Lo and behold, the vast River of January

Spain's Nacra 17 sailing class competitors Tara Pacheco and Fernando Echavarri take part in a training session in Rio de Janerio's Guanabara Bay ahead of the 2016 Rio Olympic Games on August 4, 2016. PHOTO | WILLIAM WEST |

What you need to know:

  • Cable cars take you up and down the mountain tops and between mountains.
  • High up in the cars, you have a commanding view of Guanabara Bay, where the Olympic sailing competition will take place.

I live on a street called Rua Dona Marianna. It connects two major thoroughfares, Rua Sao Clemente and Rua Voluntarios.

Further down both Rua Sao Clemente and Rua Voluntarios and forming a huge rectangular block is a street with an iconic name: Rua Nelson Mandela. It is there where you board or disembark the Botafogo underground. To the end of Rua Voluntarios is Botafogo beach, sandwiched between rocky mountains.

Cable cars take you up and down the mountain tops and between mountains. High up in the cars, you have a commanding view of Guanabara Bay, where the Olympic sailing competition will take place.

You can see most of the landmarks of Rio, the statue of Christ the Redeemer and the mountains jutting out of the sea. The view is staggering. This city is insanely beautiful and every day I wonder about the volcanic dance and fireworks that took place here eons ago to create it. It doesn’t seem to me that such movements of the earth, when they were finally done, left anything that could be improved on.

Guanabara is a vast body of water from which the city takes its name. The first Portuguese explorers, who arrived here in the month of January, mistakenly thought that they were seeing the estuary of a huge river. So they called the place River of January (Rio de Janeiro). The misnomer has lived through time.

Rua Dona Marianna is located in an upper middle class neighbourhood. From end-to-end, the street is covered by a canopy of mature trees. Every day, people walk their different breed of dogs in the street and throughout the neighbourhood. There are pigeons everywhere and they hop just enough from your feet to let you walk.

Early in the mornings, I go to Botafogo beach to jog in the sands in preparation for my working day. It is a stress-free walk, to and from the Casa house.

When crossing the road, you just wait for the vehicle traffic light to turn red and the pedestrian walking light to turn green. There is no matatu or boda boda motor bike to zoom past as if no rules exist.

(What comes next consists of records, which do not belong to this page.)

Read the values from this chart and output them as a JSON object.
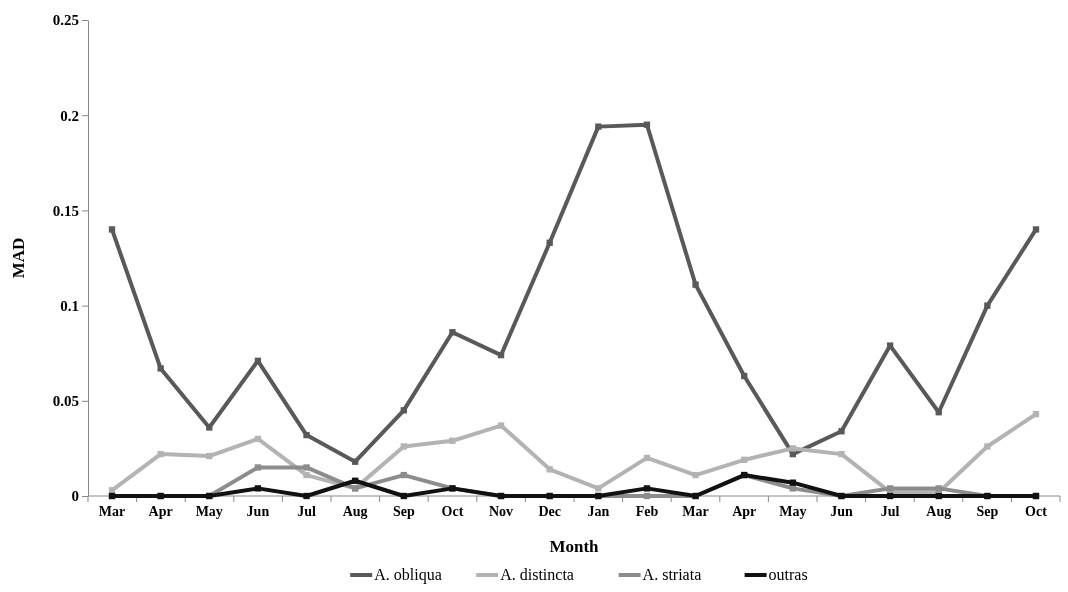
{
  "chart_data": {
    "type": "line",
    "xlabel": "Month",
    "ylabel": "MAD",
    "categories": [
      "Mar",
      "Apr",
      "May",
      "Jun",
      "Jul",
      "Aug",
      "Sep",
      "Oct",
      "Nov",
      "Dec",
      "Jan",
      "Feb",
      "Mar",
      "Apr",
      "May",
      "Jun",
      "Jul",
      "Aug",
      "Sep",
      "Oct"
    ],
    "ylim": [
      0,
      0.25
    ],
    "yticks": [
      0,
      0.05,
      0.1,
      0.15,
      0.2,
      0.25
    ],
    "grid": false,
    "legend": "bottom",
    "marker": "square",
    "line_style": "solid",
    "series": [
      {
        "name": "A. obliqua",
        "color": "#595959",
        "values": [
          0.14,
          0.067,
          0.036,
          0.071,
          0.032,
          0.018,
          0.045,
          0.086,
          0.074,
          0.133,
          0.194,
          0.195,
          0.111,
          0.063,
          0.022,
          0.034,
          0.079,
          0.044,
          0.1,
          0.14
        ]
      },
      {
        "name": "A. distincta",
        "color": "#b3b3b3",
        "values": [
          0.003,
          0.022,
          0.021,
          0.03,
          0.011,
          0.004,
          0.026,
          0.029,
          0.037,
          0.014,
          0.004,
          0.02,
          0.011,
          0.019,
          0.025,
          0.022,
          0.002,
          0.002,
          0.026,
          0.043
        ]
      },
      {
        "name": "A. striata",
        "color": "#8c8c8c",
        "values": [
          0,
          0,
          0,
          0.015,
          0.015,
          0.004,
          0.011,
          0.004,
          0,
          0,
          0,
          0,
          0,
          0.011,
          0.004,
          0,
          0.004,
          0.004,
          0,
          0
        ]
      },
      {
        "name": "outras",
        "color": "#111111",
        "values": [
          0,
          0,
          0,
          0.004,
          0,
          0.008,
          0,
          0.004,
          0,
          0,
          0,
          0.004,
          0,
          0.011,
          0.007,
          0,
          0,
          0,
          0,
          0
        ]
      }
    ]
  }
}
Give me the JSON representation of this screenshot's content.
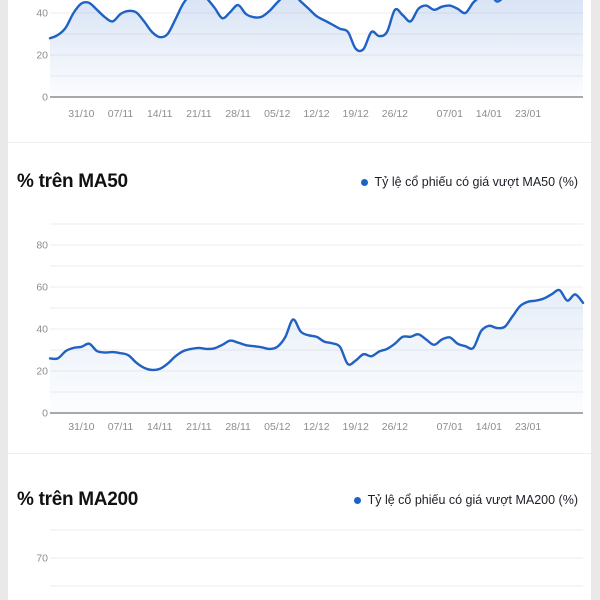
{
  "colors": {
    "accent_blue": "#2061c4",
    "grid_line": "#eeeeee",
    "zero_axis": "#a9a9a9",
    "tick_text": "#8d8d8d",
    "heading_text": "#111111",
    "legend_text": "#1b1f27",
    "card_bg": "#ffffff",
    "page_bg": "#e9e9e9"
  },
  "chart_data": [
    {
      "type": "line",
      "x_tick_labels": [
        "31/10",
        "07/11",
        "14/11",
        "21/11",
        "28/11",
        "05/12",
        "12/12",
        "19/12",
        "26/12",
        "07/01",
        "14/01",
        "23/01"
      ],
      "x_tick_indices": [
        4,
        9,
        14,
        19,
        24,
        29,
        34,
        39,
        44,
        51,
        56,
        61
      ],
      "y_ticks": [
        {
          "value": 40,
          "label": "40"
        },
        {
          "value": 20,
          "label": "20"
        },
        {
          "value": 0,
          "label": "0"
        }
      ],
      "grid_step": 10,
      "ylim_visible": [
        0,
        46
      ],
      "values": [
        28,
        29.5,
        33,
        40,
        44.5,
        44.8,
        41.5,
        38,
        36,
        39.5,
        41,
        40.3,
        36,
        31,
        28.5,
        30,
        37,
        44.5,
        49,
        51,
        47,
        42.5,
        37.5,
        40.5,
        43.8,
        39.5,
        38,
        38.2,
        41,
        45,
        48.5,
        49,
        45.5,
        42,
        38.5,
        36.5,
        34.5,
        32.5,
        31,
        23,
        22.8,
        31,
        29,
        31,
        41.5,
        39,
        36,
        42,
        43.5,
        41.5,
        43,
        43.5,
        42,
        40,
        45,
        48,
        50,
        45.5,
        48,
        51,
        53,
        54,
        55,
        56,
        55,
        56,
        57,
        56,
        57
      ]
    },
    {
      "type": "line",
      "title": "% trên MA50",
      "legend": "Tỷ lệ cổ phiếu có giá vượt MA50 (%)",
      "x_tick_labels": [
        "31/10",
        "07/11",
        "14/11",
        "21/11",
        "28/11",
        "05/12",
        "12/12",
        "19/12",
        "26/12",
        "07/01",
        "14/01",
        "23/01"
      ],
      "x_tick_indices": [
        4,
        9,
        14,
        19,
        24,
        29,
        34,
        39,
        44,
        51,
        56,
        61
      ],
      "y_ticks": [
        {
          "value": 80,
          "label": "80"
        },
        {
          "value": 60,
          "label": "60"
        },
        {
          "value": 40,
          "label": "40"
        },
        {
          "value": 20,
          "label": "20"
        },
        {
          "value": 0,
          "label": "0"
        }
      ],
      "grid_step": 10,
      "ylim_visible": [
        0,
        90
      ],
      "values": [
        26,
        26,
        29.5,
        31,
        31.5,
        33,
        29.5,
        28.8,
        29,
        28.5,
        27.5,
        24,
        21.5,
        20.5,
        21,
        23.5,
        27,
        29.5,
        30.5,
        31,
        30.5,
        30.8,
        32.5,
        34.5,
        33.5,
        32.3,
        31.8,
        31.3,
        30.5,
        31.5,
        36,
        44.5,
        38.7,
        37,
        36.3,
        34,
        33.2,
        31.5,
        23.3,
        25,
        28,
        27,
        29.3,
        30.5,
        33,
        36.3,
        36.3,
        37.5,
        35,
        32.5,
        35,
        36,
        33,
        31.8,
        31,
        39,
        41.5,
        40.5,
        41,
        46,
        51,
        53,
        53.5,
        54.5,
        56.5,
        58.5,
        53.5,
        56.5,
        52.5
      ]
    },
    {
      "type": "line",
      "title": "% trên MA200",
      "legend": "Tỷ lệ cổ phiếu có giá vượt MA200 (%)",
      "y_ticks": [
        {
          "value": 70,
          "label": "70"
        }
      ],
      "grid_step": 10,
      "values": []
    }
  ]
}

Everybody obeys the lights and it shocks me, and fills me with despair, that such a common sense activity can be the subject of a writing topic because of its rarity in Nairobi.

But even this placid neighbourhood startled me the other day. I was heading towards Rua Nelson Mandela when I almost collided with a man pulling a mkokoteni laden with cement. I pulled aside in the nick of time. I looked back at him and evaluated his mkokoteni. By shape and aerodynamic integrity, I gave it a 20 per cent improvement on the ones that ferry farm produce in Marikiti.

But I still wondered how he brakes it; ours have a huge tyre beneath the rear frame and the “driver” simply releases his handle upwards and the cart drags itself to a stop.

Anyway, as he disappeared towards wherever he was going, I prayed that I do not run into a boda boda speeding in the opposite direction to traffic. I crave a stress-free existence, especially when it is not rocket science involved.